Итак, без дальнейших предисловий приступаем к следующей главе.
ГЛАВА II
Легкий намек на то, что мы способны создать в возвышенном стиле, и описание мисс Софьи Вестерн
Затихните, суровые дыхания! Наложи железные цепи, о языческий повелитель ветров, на неистовые крылья шумящего Борея и выпяченные губы больно кусающегося Эвра! А ты, нежный Зефир, поднимись с благоуханного ложа, взойди на закатный небосклон и выпусти сладостный ветерок, дуновение которого выманивает из ее горницы прекрасную Флору, надушенную жемчужными росинками, когда первого июня, в день своего рождения, легко несется она, цветущая дева, в развевающихся одеждах по зеленеющему лугу, где каждый цветок тянется с приветом к ней, все поле превращается в пестрый ковер, и краски спорят с ароматами: кто больше усладит ее чувства?

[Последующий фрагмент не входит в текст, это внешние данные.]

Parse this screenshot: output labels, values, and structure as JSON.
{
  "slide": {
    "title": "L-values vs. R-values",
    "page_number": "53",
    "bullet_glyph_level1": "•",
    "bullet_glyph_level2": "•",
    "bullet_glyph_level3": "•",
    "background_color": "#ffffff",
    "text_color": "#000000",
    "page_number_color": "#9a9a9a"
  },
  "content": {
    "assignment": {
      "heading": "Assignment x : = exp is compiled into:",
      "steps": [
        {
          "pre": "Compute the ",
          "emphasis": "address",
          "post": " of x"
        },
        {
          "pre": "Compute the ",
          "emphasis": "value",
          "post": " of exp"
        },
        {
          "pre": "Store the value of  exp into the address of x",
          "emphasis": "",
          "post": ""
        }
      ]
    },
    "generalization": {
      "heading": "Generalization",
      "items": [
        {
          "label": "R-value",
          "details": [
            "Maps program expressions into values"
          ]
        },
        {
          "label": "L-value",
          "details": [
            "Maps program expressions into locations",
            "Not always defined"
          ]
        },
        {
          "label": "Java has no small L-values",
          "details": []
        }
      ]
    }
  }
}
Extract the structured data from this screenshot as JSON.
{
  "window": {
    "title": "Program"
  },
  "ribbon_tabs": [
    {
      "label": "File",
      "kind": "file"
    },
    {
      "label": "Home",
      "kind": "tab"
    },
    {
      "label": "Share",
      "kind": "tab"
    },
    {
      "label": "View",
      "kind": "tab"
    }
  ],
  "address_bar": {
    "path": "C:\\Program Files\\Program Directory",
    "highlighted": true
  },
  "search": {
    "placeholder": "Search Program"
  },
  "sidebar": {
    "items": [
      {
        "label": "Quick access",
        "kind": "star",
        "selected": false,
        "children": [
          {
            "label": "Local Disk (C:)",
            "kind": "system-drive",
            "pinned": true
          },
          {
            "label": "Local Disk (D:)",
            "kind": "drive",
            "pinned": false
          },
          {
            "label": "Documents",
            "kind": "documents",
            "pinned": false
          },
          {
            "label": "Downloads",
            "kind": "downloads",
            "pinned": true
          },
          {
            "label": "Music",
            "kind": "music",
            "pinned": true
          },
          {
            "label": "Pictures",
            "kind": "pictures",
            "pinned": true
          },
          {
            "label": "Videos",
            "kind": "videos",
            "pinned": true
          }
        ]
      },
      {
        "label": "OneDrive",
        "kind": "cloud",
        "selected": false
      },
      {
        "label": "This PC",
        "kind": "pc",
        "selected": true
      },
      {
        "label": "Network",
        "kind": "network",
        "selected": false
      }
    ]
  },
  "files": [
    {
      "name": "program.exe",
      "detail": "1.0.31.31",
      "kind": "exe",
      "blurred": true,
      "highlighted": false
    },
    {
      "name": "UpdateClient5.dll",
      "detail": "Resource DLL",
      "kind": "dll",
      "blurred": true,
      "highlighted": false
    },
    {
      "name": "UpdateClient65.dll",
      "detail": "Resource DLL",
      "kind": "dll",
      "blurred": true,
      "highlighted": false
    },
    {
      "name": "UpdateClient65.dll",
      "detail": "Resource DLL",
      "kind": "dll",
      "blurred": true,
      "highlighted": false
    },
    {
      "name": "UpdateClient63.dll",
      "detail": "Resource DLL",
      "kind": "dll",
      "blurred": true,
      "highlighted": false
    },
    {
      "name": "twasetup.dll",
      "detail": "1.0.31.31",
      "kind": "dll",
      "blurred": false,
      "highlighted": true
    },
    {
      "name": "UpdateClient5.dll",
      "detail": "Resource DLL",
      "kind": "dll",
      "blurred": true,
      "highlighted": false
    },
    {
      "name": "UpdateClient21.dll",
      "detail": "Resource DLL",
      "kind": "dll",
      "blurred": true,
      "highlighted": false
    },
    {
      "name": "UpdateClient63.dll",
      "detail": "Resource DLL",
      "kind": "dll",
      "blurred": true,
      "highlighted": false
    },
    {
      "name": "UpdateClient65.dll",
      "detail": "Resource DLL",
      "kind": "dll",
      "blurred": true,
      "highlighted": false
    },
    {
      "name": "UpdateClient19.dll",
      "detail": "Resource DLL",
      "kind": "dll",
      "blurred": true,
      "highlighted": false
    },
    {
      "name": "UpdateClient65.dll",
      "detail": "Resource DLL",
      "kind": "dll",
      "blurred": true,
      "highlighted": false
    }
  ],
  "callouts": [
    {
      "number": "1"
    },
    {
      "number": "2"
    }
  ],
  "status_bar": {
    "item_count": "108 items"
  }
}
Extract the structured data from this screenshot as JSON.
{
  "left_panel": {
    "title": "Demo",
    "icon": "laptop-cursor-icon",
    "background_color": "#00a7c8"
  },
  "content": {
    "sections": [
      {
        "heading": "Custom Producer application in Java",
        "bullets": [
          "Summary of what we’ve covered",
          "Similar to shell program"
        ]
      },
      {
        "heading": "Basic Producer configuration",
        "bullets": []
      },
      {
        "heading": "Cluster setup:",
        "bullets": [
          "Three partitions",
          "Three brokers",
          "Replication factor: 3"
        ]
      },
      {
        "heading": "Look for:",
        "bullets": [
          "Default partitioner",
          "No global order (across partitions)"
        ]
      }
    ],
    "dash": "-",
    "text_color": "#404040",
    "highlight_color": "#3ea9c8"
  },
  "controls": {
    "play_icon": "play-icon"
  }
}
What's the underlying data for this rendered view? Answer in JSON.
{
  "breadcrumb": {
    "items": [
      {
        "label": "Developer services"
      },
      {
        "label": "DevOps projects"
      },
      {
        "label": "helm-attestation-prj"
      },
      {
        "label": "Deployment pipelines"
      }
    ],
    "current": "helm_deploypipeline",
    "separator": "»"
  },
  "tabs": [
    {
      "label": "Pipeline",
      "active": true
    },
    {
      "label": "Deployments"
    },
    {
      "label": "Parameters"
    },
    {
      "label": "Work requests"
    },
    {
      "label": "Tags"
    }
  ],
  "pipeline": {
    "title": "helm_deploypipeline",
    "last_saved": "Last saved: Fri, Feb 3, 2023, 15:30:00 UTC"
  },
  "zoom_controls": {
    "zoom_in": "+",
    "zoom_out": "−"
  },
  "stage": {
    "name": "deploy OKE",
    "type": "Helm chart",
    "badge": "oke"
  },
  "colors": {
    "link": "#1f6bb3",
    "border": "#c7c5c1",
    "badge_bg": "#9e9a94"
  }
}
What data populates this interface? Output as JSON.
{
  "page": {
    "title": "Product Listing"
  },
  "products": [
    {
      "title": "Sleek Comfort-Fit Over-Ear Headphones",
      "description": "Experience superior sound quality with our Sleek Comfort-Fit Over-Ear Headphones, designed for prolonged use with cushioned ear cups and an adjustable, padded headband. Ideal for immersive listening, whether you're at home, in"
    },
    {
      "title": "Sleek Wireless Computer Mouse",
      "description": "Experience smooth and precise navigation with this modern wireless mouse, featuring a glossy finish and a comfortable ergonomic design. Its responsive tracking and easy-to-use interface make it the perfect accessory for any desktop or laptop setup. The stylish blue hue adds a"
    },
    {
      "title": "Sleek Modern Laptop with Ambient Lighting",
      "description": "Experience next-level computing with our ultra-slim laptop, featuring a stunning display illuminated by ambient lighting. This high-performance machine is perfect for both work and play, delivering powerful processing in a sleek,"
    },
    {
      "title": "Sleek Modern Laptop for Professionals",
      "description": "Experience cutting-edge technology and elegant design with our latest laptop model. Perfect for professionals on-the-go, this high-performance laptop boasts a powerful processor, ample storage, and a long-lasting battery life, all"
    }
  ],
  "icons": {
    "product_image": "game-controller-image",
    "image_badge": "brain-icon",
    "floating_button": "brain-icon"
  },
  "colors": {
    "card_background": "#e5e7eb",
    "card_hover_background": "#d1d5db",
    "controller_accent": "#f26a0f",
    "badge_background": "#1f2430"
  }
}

Да появится же теперь она во всей своей прелести! И вы, пернатые певцы природы, превосходящие сладчайшим искусством самого Генделя, приветствуйте ее появление своими мелодичными голосами! Любовь— источник ваших песен, и к любви они обращены. Пробудите же эту нежную страсть во всех юношах, — ибо вот, украшенная всеми прелестями, какие только может даровать природа, блистающая красотой, молодостью, весельем, невинностью, скромностью и нежностью, разливающая благоухание из розовых губок и свет из ясных очей, выходит любезная Софья!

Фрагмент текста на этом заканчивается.